Continuous non-perturbative regularization of QED

TL;DR

This paper introduces a non-perturbative, gauge-invariant regularization method for QED using a continuous, non-local action constructed via regularized delta functions, addressing divergences while maintaining gauge symmetry.

Contribution

It presents a novel continuous non-perturbative regularization scheme for QED that preserves gauge invariance and analyzes the associated divergences and obstructions.

Findings

The regularized theory exhibits a quadratic divergence in the polarization operator.

The divergence can be removed by redefining the regularized action.
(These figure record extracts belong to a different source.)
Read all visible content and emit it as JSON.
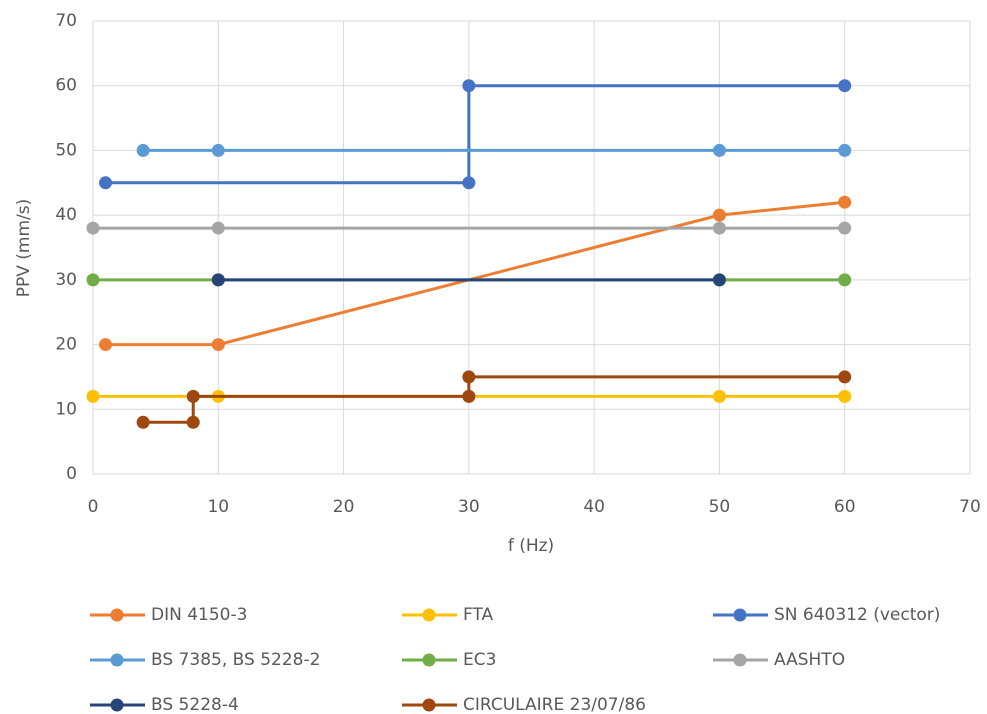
{
  "chart_data": {
    "type": "line",
    "x_label": "f (Hz)",
    "y_label": "PPV (mm/s)",
    "xlim": [
      0,
      70
    ],
    "xticks": [
      0,
      10,
      20,
      30,
      40,
      50,
      60,
      70
    ],
    "ylim": [
      0,
      70
    ],
    "yticks": [
      0,
      10,
      20,
      30,
      40,
      50,
      60,
      70
    ],
    "grid": true,
    "legend": "bottom",
    "series": [
      {
        "name": "DIN 4150-3",
        "color": "#ED7D31",
        "x": [
          1,
          10,
          50,
          60
        ],
        "values": [
          20,
          20,
          40,
          42
        ]
      },
      {
        "name": "FTA",
        "color": "#FFC000",
        "x": [
          0,
          10,
          30,
          50,
          60
        ],
        "values": [
          12,
          12,
          12,
          12,
          12
        ]
      },
      {
        "name": "SN 640312 (vector)",
        "color": "#4472C4",
        "x": [
          1,
          30,
          30,
          60
        ],
        "values": [
          45,
          45,
          60,
          60
        ]
      },
      {
        "name": "BS 7385, BS 5228-2",
        "color": "#5B9BD5",
        "x": [
          4,
          10,
          50,
          60
        ],
        "values": [
          50,
          50,
          50,
          50
        ]
      },
      {
        "name": "EC3",
        "color": "#70AD47",
        "x": [
          0,
          10,
          50,
          60
        ],
        "values": [
          30,
          30,
          30,
          30
        ]
      },
      {
        "name": "AASHTO",
        "color": "#A5A5A5",
        "x": [
          0,
          10,
          50,
          60
        ],
        "values": [
          38,
          38,
          38,
          38
        ]
      },
      {
        "name": "BS 5228-4",
        "color": "#264478",
        "x": [
          10,
          50
        ],
        "values": [
          30,
          30
        ]
      },
      {
        "name": "CIRCULAIRE 23/07/86",
        "color": "#9E480E",
        "x": [
          4,
          8,
          8,
          30,
          30,
          60
        ],
        "values": [
          8,
          8,
          12,
          12,
          15,
          15
        ]
      }
    ]
  }
}
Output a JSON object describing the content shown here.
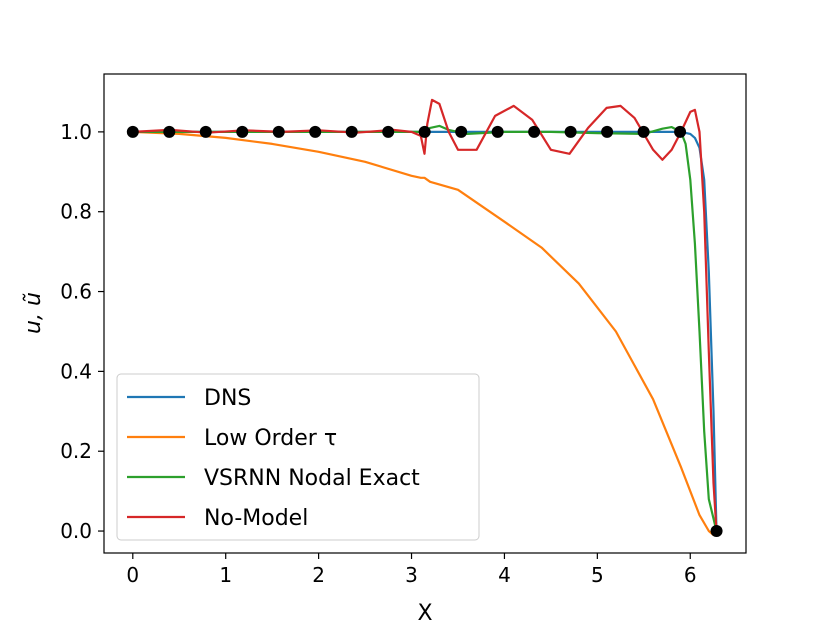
{
  "chart_data": {
    "type": "line",
    "xlabel": "X",
    "ylabel": "u, ũ",
    "xlim": [
      -0.31,
      6.6
    ],
    "ylim": [
      -0.055,
      1.145
    ],
    "xticks": [
      0,
      1,
      2,
      3,
      4,
      5,
      6
    ],
    "yticks": [
      0.0,
      0.2,
      0.4,
      0.6,
      0.8,
      1.0
    ],
    "xtick_labels": [
      "0",
      "1",
      "2",
      "3",
      "4",
      "5",
      "6"
    ],
    "ytick_labels": [
      "0.0",
      "0.2",
      "0.4",
      "0.6",
      "0.8",
      "1.0"
    ],
    "grid": false,
    "legend_position": "lower-left",
    "series": [
      {
        "name": "DNS",
        "color": "#1f77b4",
        "x": [
          0,
          1,
          2,
          3.0,
          3.1,
          3.14,
          3.16,
          3.2,
          4,
          5,
          5.9,
          6.0,
          6.05,
          6.1,
          6.15,
          6.2,
          6.25,
          6.283
        ],
        "y": [
          1.0,
          1.0,
          1.0,
          1.0,
          1.0,
          1.0,
          1.0,
          1.0,
          1.0,
          1.0,
          1.0,
          0.995,
          0.985,
          0.96,
          0.88,
          0.65,
          0.3,
          0.0
        ]
      },
      {
        "name": "Low Order τ",
        "color": "#ff7f0e",
        "x": [
          0,
          0.5,
          1.0,
          1.5,
          2.0,
          2.5,
          3.0,
          3.1,
          3.14,
          3.2,
          3.5,
          4.0,
          4.4,
          4.8,
          5.2,
          5.6,
          5.9,
          6.1,
          6.2,
          6.25,
          6.283
        ],
        "y": [
          1.0,
          0.995,
          0.985,
          0.97,
          0.95,
          0.925,
          0.89,
          0.885,
          0.885,
          0.875,
          0.855,
          0.775,
          0.71,
          0.62,
          0.5,
          0.33,
          0.16,
          0.04,
          0.0,
          -0.01,
          0.0
        ]
      },
      {
        "name": "VSRNN Nodal Exact",
        "color": "#2ca02c",
        "x": [
          0,
          1.0,
          2.0,
          3.0,
          3.14,
          3.2,
          3.3,
          3.4,
          3.6,
          4.0,
          4.5,
          5.0,
          5.5,
          5.7,
          5.8,
          5.9,
          5.95,
          6.0,
          6.05,
          6.1,
          6.15,
          6.2,
          6.283
        ],
        "y": [
          1.0,
          1.0,
          1.0,
          1.0,
          1.0,
          1.01,
          1.015,
          1.005,
          0.995,
          1.0,
          1.0,
          0.997,
          0.995,
          1.008,
          1.012,
          1.0,
          0.97,
          0.88,
          0.72,
          0.5,
          0.25,
          0.08,
          0.0
        ]
      },
      {
        "name": "No-Model",
        "color": "#d62728",
        "x": [
          0,
          0.4,
          0.8,
          1.2,
          1.6,
          2.0,
          2.4,
          2.8,
          3.0,
          3.1,
          3.14,
          3.17,
          3.22,
          3.3,
          3.4,
          3.5,
          3.7,
          3.9,
          4.1,
          4.3,
          4.5,
          4.7,
          4.9,
          5.1,
          5.25,
          5.4,
          5.6,
          5.7,
          5.8,
          5.9,
          6.0,
          6.05,
          6.1,
          6.15,
          6.2,
          6.25,
          6.283
        ],
        "y": [
          1.0,
          1.005,
          0.998,
          1.004,
          1.0,
          1.004,
          0.998,
          1.005,
          1.0,
          0.99,
          0.945,
          1.02,
          1.08,
          1.07,
          1.0,
          0.955,
          0.955,
          1.04,
          1.065,
          1.03,
          0.955,
          0.945,
          1.01,
          1.06,
          1.065,
          1.035,
          0.955,
          0.93,
          0.955,
          1.0,
          1.05,
          1.055,
          1.0,
          0.8,
          0.45,
          0.12,
          0.0
        ]
      }
    ],
    "markers": {
      "color": "#000000",
      "x": [
        0,
        0.3927,
        0.7854,
        1.1781,
        1.5708,
        1.9635,
        2.3562,
        2.7489,
        3.1416,
        3.5343,
        3.927,
        4.3197,
        4.7124,
        5.1051,
        5.4978,
        5.8905,
        6.2832
      ],
      "y": [
        1.0,
        1.0,
        1.0,
        1.0,
        1.0,
        1.0,
        1.0,
        1.0,
        1.0,
        1.0,
        1.0,
        1.0,
        1.0,
        1.0,
        1.0,
        1.0,
        0.0
      ]
    }
  }
}
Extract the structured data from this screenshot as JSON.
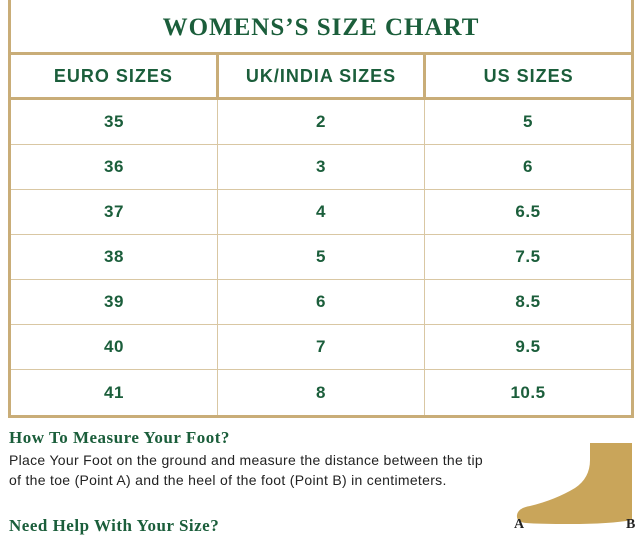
{
  "title": "WOMENS’S SIZE CHART",
  "table": {
    "headers": [
      "EURO SIZES",
      "UK/INDIA SIZES",
      "US SIZES"
    ],
    "rows": [
      [
        "35",
        "2",
        "5"
      ],
      [
        "36",
        "3",
        "6"
      ],
      [
        "37",
        "4",
        "6.5"
      ],
      [
        "38",
        "5",
        "7.5"
      ],
      [
        "39",
        "6",
        "8.5"
      ],
      [
        "40",
        "7",
        "9.5"
      ],
      [
        "41",
        "8",
        "10.5"
      ]
    ]
  },
  "measure": {
    "heading": "How To Measure Your Foot?",
    "text": "Place Your Foot on the ground and measure the distance between the tip of the toe (Point A) and the heel of the foot (Point B) in centimeters."
  },
  "help_heading": "Need Help With Your Size?",
  "foot": {
    "point_a": "A",
    "point_b": "B",
    "color": "#c9a55a"
  },
  "colors": {
    "accent": "#1b5e3b",
    "border": "#c9ad78"
  }
}
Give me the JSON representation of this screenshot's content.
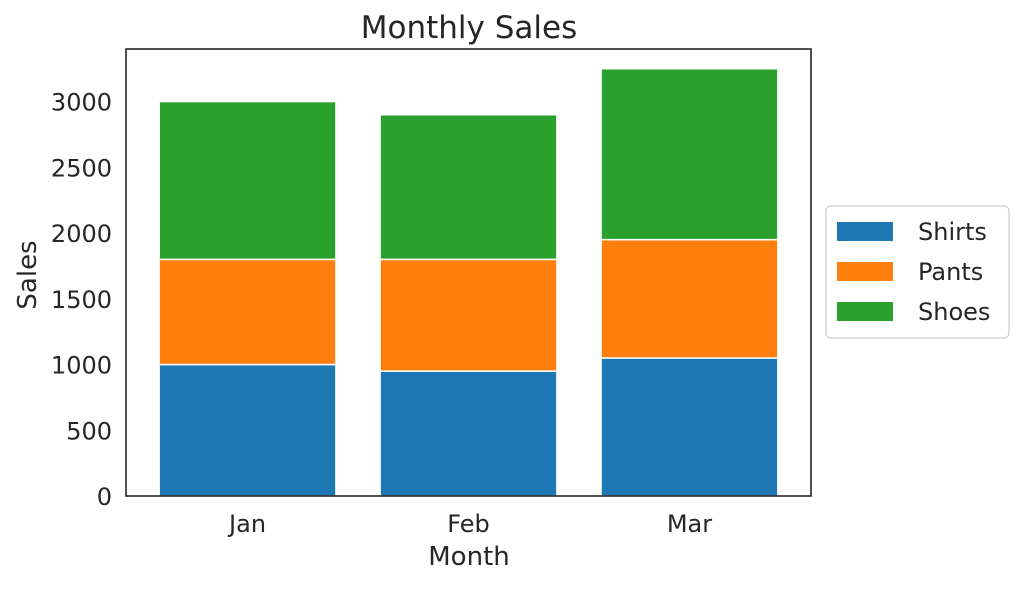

An obstruction exists to constructing a fully continuous, non-ambiguous regularization in four dimensions.

Abstract

We regularize in a continuous manner the path integral of QED by construction of a non-local version of its action by means of a regularized form of Dirac's $\delta$ functions. Since the action and the measure are both invariant under the gauge group, this regularization scheme is intrinsically non-perturbative. Despite the fact that the non-local action converges formally to the local one as the cutoff goes to infinity, the regularized theory keeps trace of the non-locality through the appearance of a quadratic divergence in the transverse part of the polarization operator. This term which is uniquely defined by the choice of the cutoff functions can be removed by a redefinition of the regularized action. We notice that as for chiral fermions on the lattice, there is an obstruction to construct a continuous and non ambiguous regularization in four dimensions. With the help of the regularized equations of motion, we calculate the one particle irreducible functions which are known to be divergent by naive power counting at the one loop order.